La justice n'a finalement pas tranché. La cour d'appel de Lyon devait statuer ce mardi sur le sort du père Gérard Riffard, curé de Saint-Etienne, qui héberge depuis des années des sans-abri dans l'une des salles paroissiales.

En décembre, lors de l'audience en appel, l'homme d'église s'était vu reprocher d'avoir ouvert cette salle malgré les interdictions de la mairie et de l'Etat.

Mardi, la cour d'appel a préféré renvoyer le dossier devant le parquet estimant qu'elle n'était pas compétente pour juger cette affaire.

«Un homme qui fait le bien»

«Le juge a estimé que ce qui était reproché au père Riffard relevait éventuellement d'un délit et non d'une contravention, explique à 20 Minutes Chantal Jullien, son avocate.
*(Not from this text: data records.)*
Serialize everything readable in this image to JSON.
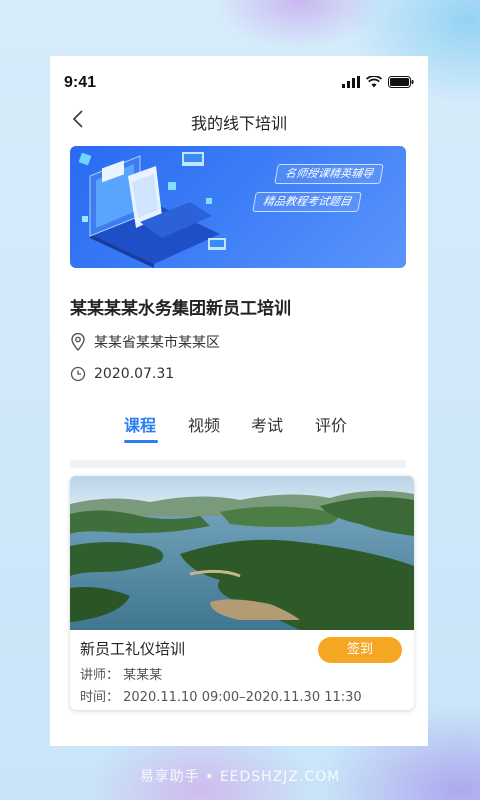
{
  "status_bar": {
    "time": "9:41"
  },
  "nav": {
    "title": "我的线下培训"
  },
  "banner": {
    "tag1": "名师授课精英辅导",
    "tag2": "精品教程考试题目"
  },
  "course": {
    "title": "某某某某水务集团新员工培训",
    "location": "某某省某某市某某区",
    "date": "2020.07.31"
  },
  "tabs": [
    {
      "label": "课程",
      "active": true
    },
    {
      "label": "视频",
      "active": false
    },
    {
      "label": "考试",
      "active": false
    },
    {
      "label": "评价",
      "active": false
    }
  ],
  "session": {
    "title": "新员工礼仪培训",
    "signin_label": "签到",
    "lecturer": "讲师：  某某某",
    "time": "时间：  2020.11.10 09:00–2020.11.30 11:30"
  },
  "watermark": "易享助手 • EEDSHZJZ.COM",
  "colors": {
    "accent": "#2a7ef3",
    "signin": "#f5a623"
  }
}
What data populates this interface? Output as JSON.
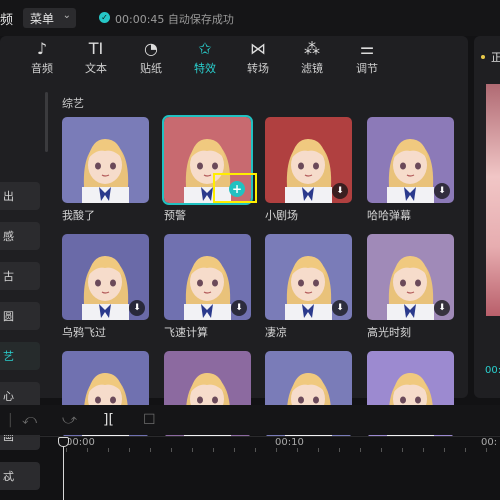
{
  "topbar": {
    "app_title_fragment": "频",
    "menu_label": "菜单",
    "menu_chevron": "chevron-down-icon",
    "save_status": "00:00:45 自动保存成功"
  },
  "tabs": [
    {
      "label": "音频",
      "icon": "audio-icon",
      "glyph": "♪",
      "active": false
    },
    {
      "label": "文本",
      "icon": "text-icon",
      "glyph": "TI",
      "active": false
    },
    {
      "label": "贴纸",
      "icon": "sticker-icon",
      "glyph": "◔",
      "active": false
    },
    {
      "label": "特效",
      "icon": "effects-icon",
      "glyph": "✩",
      "active": true
    },
    {
      "label": "转场",
      "icon": "transition-icon",
      "glyph": "⋈",
      "active": false
    },
    {
      "label": "滤镜",
      "icon": "filter-icon",
      "glyph": "⁂",
      "active": false
    },
    {
      "label": "调节",
      "icon": "adjust-icon",
      "glyph": "⚌",
      "active": false
    }
  ],
  "categories": [
    {
      "label": "出",
      "active": false
    },
    {
      "label": "感",
      "active": false
    },
    {
      "label": "古",
      "active": false
    },
    {
      "label": "圆",
      "active": false
    },
    {
      "label": "艺",
      "active": true
    },
    {
      "label": "心",
      "active": false
    },
    {
      "label": "画",
      "active": false
    },
    {
      "label": "忒",
      "active": false
    }
  ],
  "section_title": "综艺",
  "effects": [
    {
      "name": "我酸了",
      "downloaded": true,
      "selected": false
    },
    {
      "name": "预警",
      "downloaded": true,
      "selected": true
    },
    {
      "name": "小剧场",
      "downloaded": false,
      "selected": false
    },
    {
      "name": "哈哈弹幕",
      "downloaded": false,
      "selected": false
    },
    {
      "name": "乌鸦飞过",
      "downloaded": false,
      "selected": false
    },
    {
      "name": "飞速计算",
      "downloaded": false,
      "selected": false
    },
    {
      "name": "凄凉",
      "downloaded": false,
      "selected": false
    },
    {
      "name": "高光时刻",
      "downloaded": false,
      "selected": false
    },
    {
      "name": "",
      "downloaded": false,
      "selected": false
    },
    {
      "name": "",
      "downloaded": false,
      "selected": false
    },
    {
      "name": "",
      "downloaded": false,
      "selected": false
    },
    {
      "name": "",
      "downloaded": false,
      "selected": false
    }
  ],
  "add_button_glyph": "+",
  "download_glyph": "⬇",
  "preview": {
    "label": "正",
    "time": "00:"
  },
  "timeline": {
    "undo": "⤺",
    "redo": "⤻",
    "split": "][",
    "delete": "☐",
    "marks": [
      "00:00",
      "00:10",
      "00:"
    ]
  },
  "colors": {
    "accent": "#2ad0cf",
    "highlight": "#ffee00",
    "panel": "#1f1f22"
  }
}
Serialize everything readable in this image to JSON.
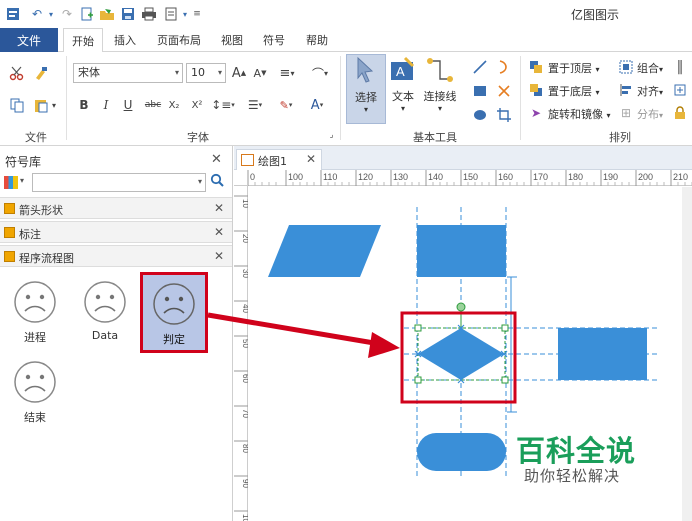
{
  "app": {
    "title": "亿图图示"
  },
  "menu": {
    "file": "文件",
    "tabs": [
      "开始",
      "插入",
      "页面布局",
      "视图",
      "符号",
      "帮助"
    ],
    "active": "开始"
  },
  "ribbon": {
    "font_name": "宋体",
    "font_size": "10",
    "groups": {
      "file": "文件",
      "font": "字体",
      "basic_tools": "基本工具",
      "arrange": "排列"
    },
    "tools": {
      "select": "选择",
      "text": "文本",
      "connector": "连接线"
    },
    "arrange": {
      "bring_front": "置于顶层",
      "send_back": "置于底层",
      "rotate_mirror": "旋转和镜像",
      "group": "组合",
      "align": "对齐",
      "distribute": "分布"
    },
    "format_buttons": [
      "B",
      "I",
      "U",
      "abc",
      "X₂",
      "X²"
    ]
  },
  "library": {
    "title": "符号库",
    "sections": [
      "箭头形状",
      "标注",
      "程序流程图"
    ],
    "shapes": [
      "进程",
      "Data",
      "判定",
      "结束"
    ]
  },
  "document": {
    "tab": "绘图1",
    "ruler_h": [
      "0",
      "100",
      "110",
      "120",
      "130",
      "140",
      "150",
      "160",
      "170",
      "180",
      "190",
      "200",
      "210"
    ],
    "ruler_v": [
      "10",
      "20",
      "30",
      "40",
      "50",
      "60",
      "70",
      "80",
      "90",
      "100"
    ]
  },
  "watermark": {
    "line1": "百科全说",
    "line2": "助你轻松解决"
  },
  "colors": {
    "accent": "#2b579a",
    "shape_fill": "#3a8fd8",
    "highlight": "#d0021b",
    "select_bg": "#b8c6e6",
    "watermark_green": "#1a9e5a"
  }
}
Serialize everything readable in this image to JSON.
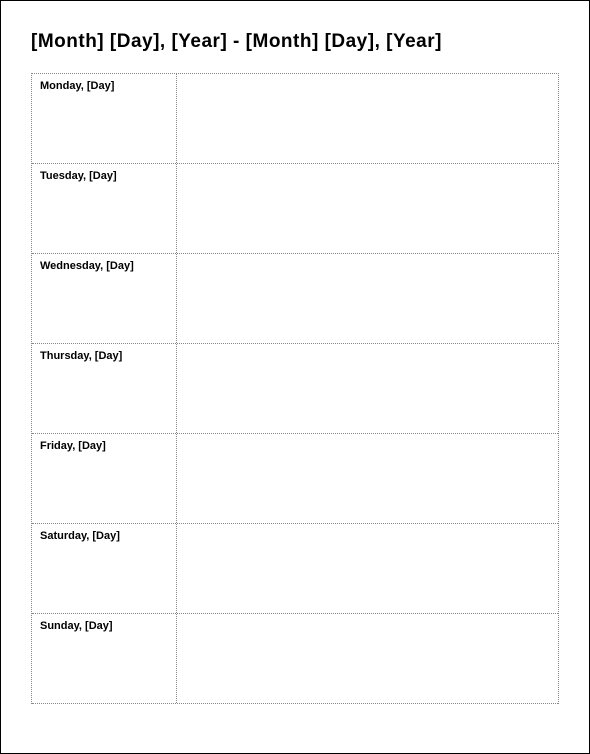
{
  "header": {
    "title": "[Month]  [Day], [Year] - [Month] [Day], [Year]"
  },
  "days": [
    {
      "label": "Monday, [Day]"
    },
    {
      "label": "Tuesday, [Day]"
    },
    {
      "label": "Wednesday, [Day]"
    },
    {
      "label": "Thursday, [Day]"
    },
    {
      "label": "Friday, [Day]"
    },
    {
      "label": "Saturday, [Day]"
    },
    {
      "label": "Sunday, [Day]"
    }
  ]
}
Il a annulé la décision du tribunal de police (qui avait relaxé le prêtre en septembre) et laisse le Ministère Publique décider ou non de le poursuivre devant le tribunal correctionnel.»

Un scénario que l'avocate n'envisage pas : «Est-ce que cet homme mérite de passer devant un tribunal correctionnel pour ce qu'il a fait? Ceux qui sont jugés devant cette juridiction sont en général des gens qui ont fauté vis-à-vis de la société. Or, peut-on dire que le père Riffard a manqué à ces devoirs? Non, cet homme fait le bien en refusant de laisser dormir des gens dans la rue.»

«Faire mon travail au mieux»

«Il faut tout recommencer à zéro. On m'a toujours dit que je n'étais pas un délinquant mais un contrevenant, lâche le principal intéressé. Je m'attendais à un jugement sur le fond, alors que la cour s'est basée sur un argument juridique. Chacun fait son travail, moi j'essaie de faire le mien au mieux».